# Installation

Last updated: 06/22/2026

## Requirements

For NVIDIA GPU:
- **Python**: Version >= 3.10
- **CUDA**: Version >= 12.8

For Ascend NPU:
- **Python**: Version >= 3.10
- **CANN**: Version >= 8.5.0

## Install

```bash
git clone https://github.com/verl-project/verl-omni.git
cd verl-omni
```

1. Create a Python virtual environment:

```bash
uv venv --python 3.12 --seed
source .venv/bin/activate
```

2. Install the platform backend.

For NVIDIA GPU:

```bash
uv pip install -e ".[gpu]" --torch-backend=auto
```

It will install `vllm` for the CUDA PyTorch stack and `kernels` for the actor FA3 backend.

For Ascend NPU:

```bash
uv pip install vllm==0.22.0
uv pip install "vllm-ascend @ git+https://github.com/vllm-project/vllm-ascend.git@bb4d0776eee8fc45c3484a45c971a7049f1a2bbf"
```

3. Install VeRL-Omni:

```bash
uv pip install -e ".[vllm-omni,train]"
```

It will install vllm-omni, verl, and verl-omni.

### Extras

| Extra | Adds | When |
|---|---|---|
| `gpu` | `vllm==0.22.0`, `kernels==0.14.1`, `liger-kernel` | CUDA rollout + actor FA3 |
| `vllm-omni` | `vllm-omni==0.22.0` | vLLM-Omni rollout |
| `train` | `verl==0.8.0` | RL training |
| `dev` | `pytest`, `pre-commit`, `Levenshtein`, … | Local development / CI |
| `ocr` | `Levenshtein` | OCR reward (FlowGRPO) |

## Optional Dependencies

| Extra | Install | When needed |
|---|---|---|
| OCR reward | `uv pip install -e ".[ocr]"` | FlowGRPO training with OCR-based reward |
| Dev tools | `uv pip install -e ".[dev]"` | Linting and unit tests |
| VeOmni engine backend | See [Optional engine backends](#optional-engine-backends) | VeOmni instead of default FSDP2 |

### Flash Attention 3

The `gpu` extra pulls `kernels==0.14.1` for the Diffusers **actor** FA3 backend. Rollout FA3 comes from `vllm-omni` (`fa3-fwd`), not from `kernels`.
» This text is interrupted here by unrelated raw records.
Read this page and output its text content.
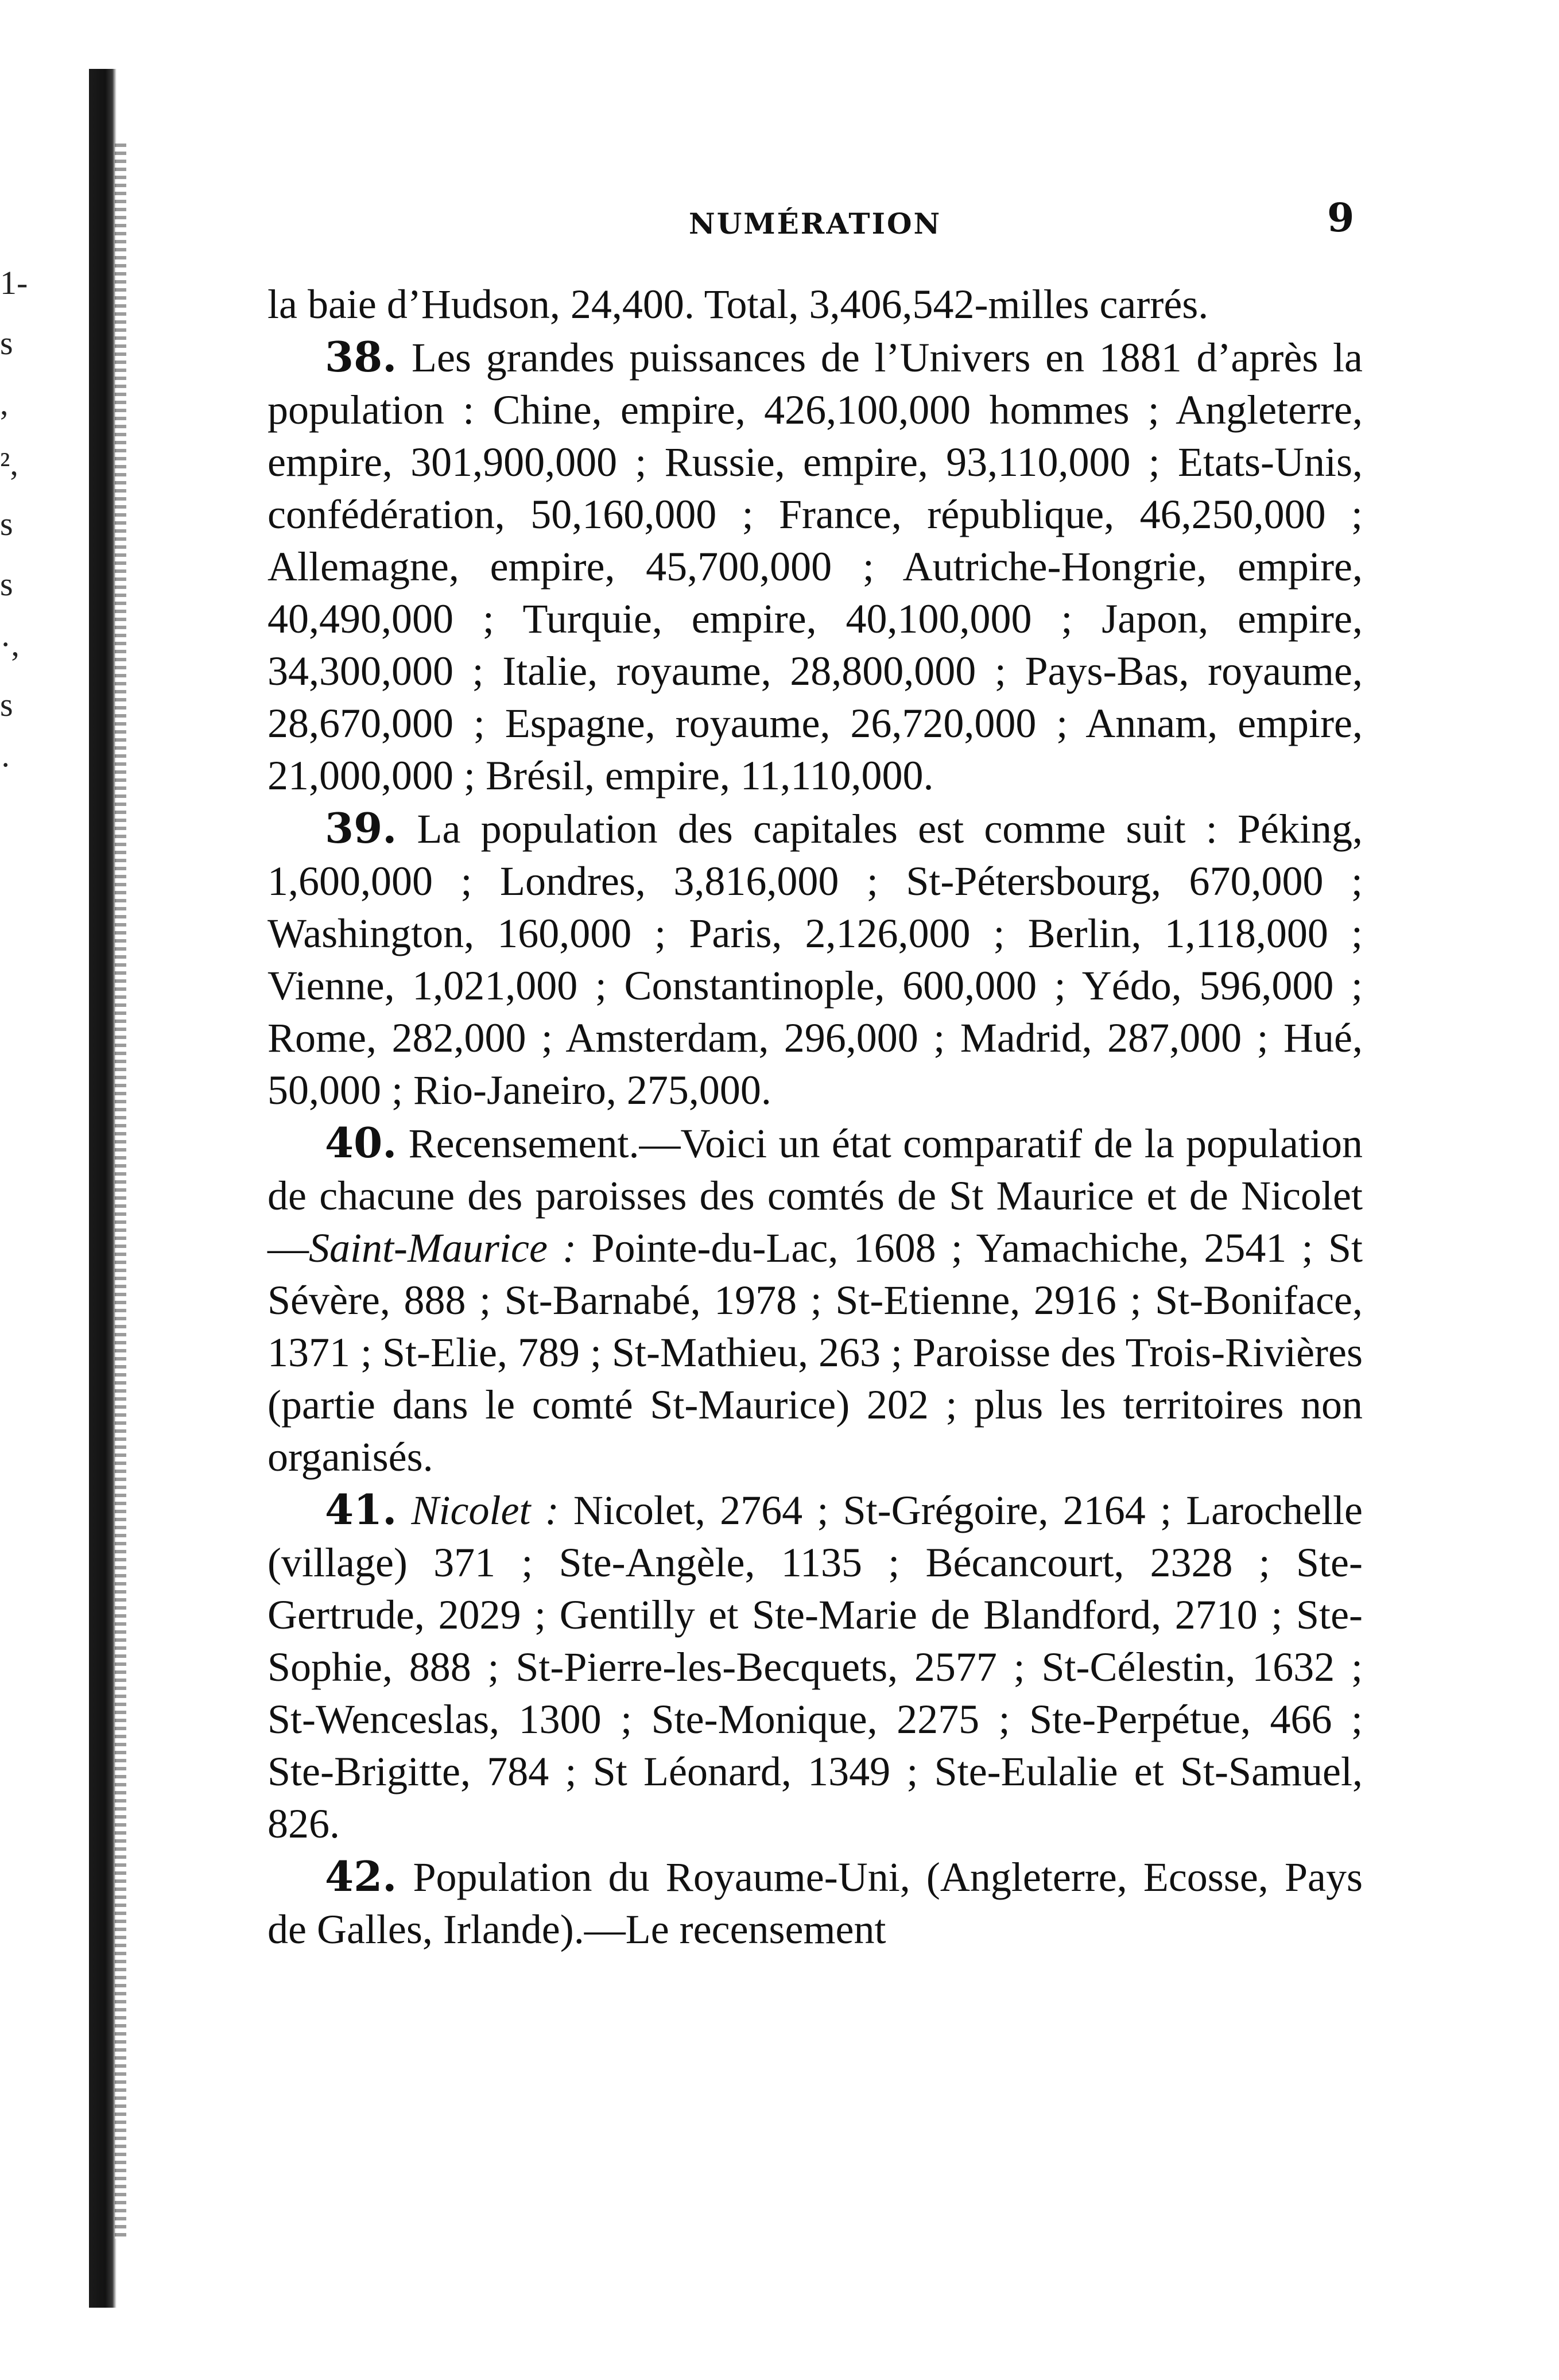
1-
s
,
²,
s
s
·,
s
·
NUMÉRATION	9

la baie d’Hudson, 24,400. Total, 3,406,542-milles carrés.

38. Les grandes puissances de l’Univers en 1881 d’après la population : Chine, empire, 426,100,000 hommes ; Angleterre, empire, 301,900,000 ; Russie, empire, 93,110,000 ; Etats-Unis, confédération, 50,160,000 ; France, république, 46,250,000 ; Allemagne, empire, 45,700,000 ; Autriche-Hongrie, empire, 40,490,000 ; Turquie, empire, 40,100,000 ; Japon, empire, 34,300,000 ; Italie, royaume, 28,800,000 ; Pays-Bas, royaume, 28,670,000 ; Espagne, royaume, 26,720,000 ; Annam, empire, 21,000,000 ; Brésil, empire, 11,110,000.

39. La population des capitales est comme suit : Péking, 1,600,000 ; Londres, 3,816,000 ; St-Pétersbourg, 670,000 ; Washington, 160,000 ; Paris, 2,126,000 ; Berlin, 1,118,000 ; Vienne, 1,021,000 ; Constantinople, 600,000 ; Yédo, 596,000 ; Rome, 282,000 ; Amsterdam, 296,000 ; Madrid, 287,000 ; Hué, 50,000 ; Rio-Janeiro, 275,000.

40. Recensement.—Voici un état comparatif de la population de chacune des paroisses des comtés de St Maurice et de Nicolet—Saint-Maurice : Pointe-du-Lac, 1608 ; Yamachiche, 2541 ; St Sévère, 888 ; St-Barnabé, 1978 ; St-Etienne, 2916 ; St-Boniface, 1371 ; St-Elie, 789 ; St-Mathieu, 263 ; Paroisse des Trois-Rivières (partie dans le comté St-Maurice) 202 ; plus les territoires non organisés.

41. Nicolet : Nicolet, 2764 ; St-Grégoire, 2164 ; Larochelle (village) 371 ; Ste-Angèle, 1135 ; Bécancourt, 2328 ; Ste-Gertrude, 2029 ; Gentilly et Ste-Marie de Blandford, 2710 ; Ste-Sophie, 888 ; St-Pierre-les-Becquets, 2577 ; St-Célestin, 1632 ; St-Wenceslas, 1300 ; Ste-Monique, 2275 ; Ste-Perpétue, 466 ; Ste-Brigitte, 784 ; St Léonard, 1349 ; Ste-Eulalie et St-Samuel, 826.

42. Population du Royaume-Uni, (Angleterre, Ecosse, Pays de Galles, Irlande).—Le recensement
If FA3 deps are missing at runtime, training falls back to native/SDPA automatically. NPU recipes override with `actor_rollout_ref.model.attn_backend=_native_npu`.

## Optional engine backends

VeRL-Omni defaults to **FSDP2** as the training engine for the policy and reference models. The diffusion trainer can alternatively be switched to [**VeOmni**](https://github.com/ByteDance-Seed/VeOmni). The engine is selected at the Hydra command line — see [`examples/flowgrpo_trainer/run_qwen_image_ocr_veomni.sh`](https://github.com/verl-project/verl-omni/blob/main/examples/flowgrpo_trainer/run_qwen_image_ocr_veomni.sh) for a complete recipe.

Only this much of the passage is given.